Anfrage von Bündnis 90/Die Grünen zur Zusammenarbeit von Verwaltung, Politik und SMarT
„Überprüfung ist dringend erforderlich“

Steinfurt -

Bündnis 90/Die Grünen beschäftigt die Frage, ob die Stadt ausreichend Einfluss auf die Arbeit des Vereins Steinfurt Marketing und Touristik (SMarT) hat.

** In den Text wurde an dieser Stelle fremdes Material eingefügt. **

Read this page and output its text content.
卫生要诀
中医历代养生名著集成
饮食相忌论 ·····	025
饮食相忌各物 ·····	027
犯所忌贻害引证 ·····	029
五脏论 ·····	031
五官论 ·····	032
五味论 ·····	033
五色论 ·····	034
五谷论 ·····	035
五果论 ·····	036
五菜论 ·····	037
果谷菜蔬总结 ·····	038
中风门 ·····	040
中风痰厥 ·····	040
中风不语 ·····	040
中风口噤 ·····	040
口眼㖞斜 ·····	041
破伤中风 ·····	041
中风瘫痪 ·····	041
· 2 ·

Antworten soll es im Ausschuss für Wirtschaft, Tourismus und Liegenschaften geben, der am 27. Januar (online und nicht-öffentlich) in einer Videokonferenz tagt.

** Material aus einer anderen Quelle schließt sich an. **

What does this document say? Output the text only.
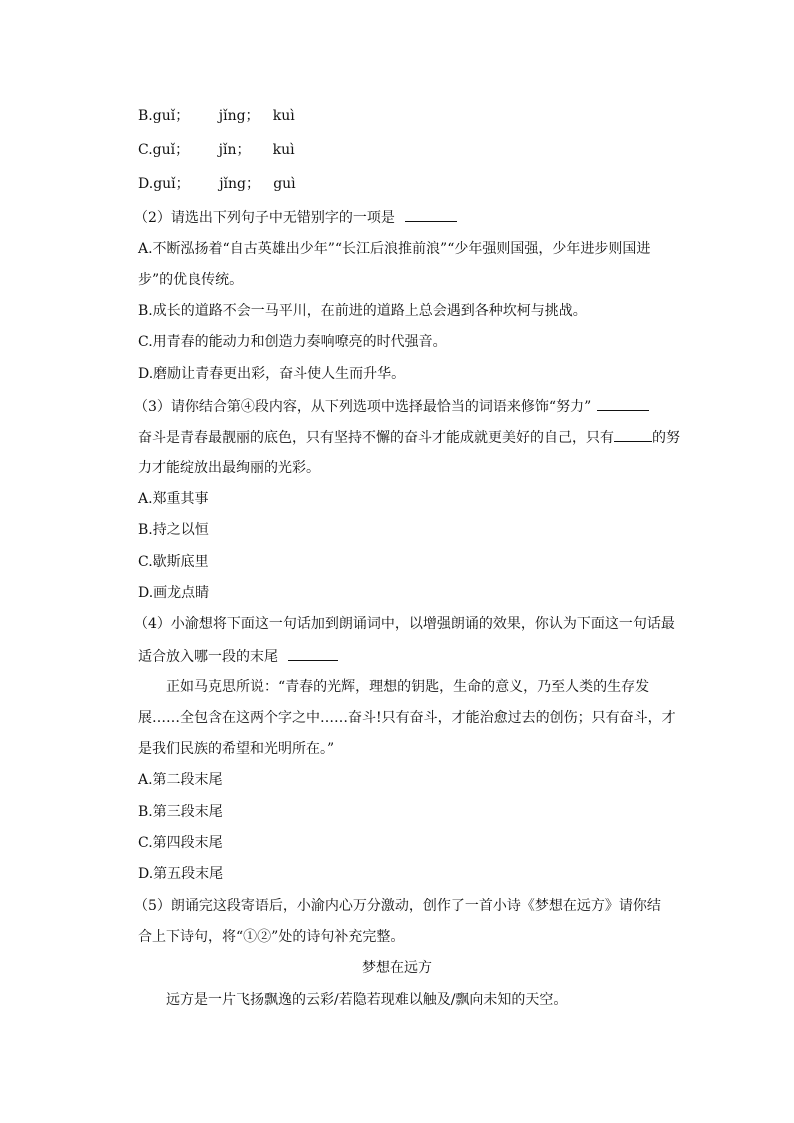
B.guǐ； jǐng； kuì
C.guǐ； jǐn； kuì
D.guǐ； jǐng； guì
（2）请选出下列句子中无错别字的一项是
A.不断泓扬着“自古英雄出少年”“长江后浪推前浪”“少年强则国强，少年进步则国进
步”的优良传统。
B.成长的道路不会一马平川，在前进的道路上总会遇到各种坎柯与挑战。
C.用青春的能动力和创造力奏响嘹亮的时代强音。
D.磨励让青春更出彩，奋斗使人生而升华。
（3）请你结合第④段内容，从下列选项中选择最恰当的词语来修饰“努力”
奋斗是青春最靓丽的底色，只有坚持不懈的奋斗才能成就更美好的自己，只有	的努
力才能绽放出最绚丽的光彩。
A.郑重其事
B.持之以恒
C.歇斯底里
D.画龙点睛
（4）小渝想将下面这一句话加到朗诵词中，以增强朗诵的效果，你认为下面这一句话最
适合放入哪一段的末尾
正如马克思所说：“青春的光辉，理想的钥匙，生命的意义，乃至人类的生存发
展……全包含在这两个字之中……奋斗!只有奋斗，才能治愈过去的创伤；只有奋斗，才
是我们民族的希望和光明所在。”
A.第二段末尾
B.第三段末尾
C.第四段末尾
D.第五段末尾
（5）朗诵完这段寄语后，小渝内心万分激动，创作了一首小诗《梦想在远方》请你结
合上下诗句，将“①②”处的诗句补充完整。
梦想在远方
远方是一片飞扬飘逸的云彩/若隐若现难以触及/飘向未知的天空。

Donnerstag, 14.01.2021, 16:36 Uhr aktualisiert: 15.01.2021, 16:13 Uhr

Bündnis 90/Die Grünen beschäftigt die Frage, ob die Stadt ausreichend Einfluss auf die Arbeit des Vereins Steinfurt Marketing und Touristik (SMarT) hat. Antworten soll es im Ausschuss für Wirtschaft, Tourismus und Liegenschaften geben, der am 27. Januar (online und nicht-öffentlich) in einer Videokonferenz tagt.

Der Sitzung geht eine Anfrage der Fraktion voraus. Nach Auffassung der Partei sei eine Überprüfung „dringend erforderlich“, ob es nach dem Anfang Oktober vollzogenen Wechsel in der SMarT-Geschäftsführung (Marion Kessens hat Marion Niebel abgelöst) „Nachbesserungen bei dem Betrauungsakt und bei der Zusammenarbeit zwischen der Stadt Steinfurt und SMarT geben muss“, wie es in dem Schreiben von Fraktionssprecher Ludger Kannen an Bürgermeisterin Claudia Bögel-Hoyer heißt.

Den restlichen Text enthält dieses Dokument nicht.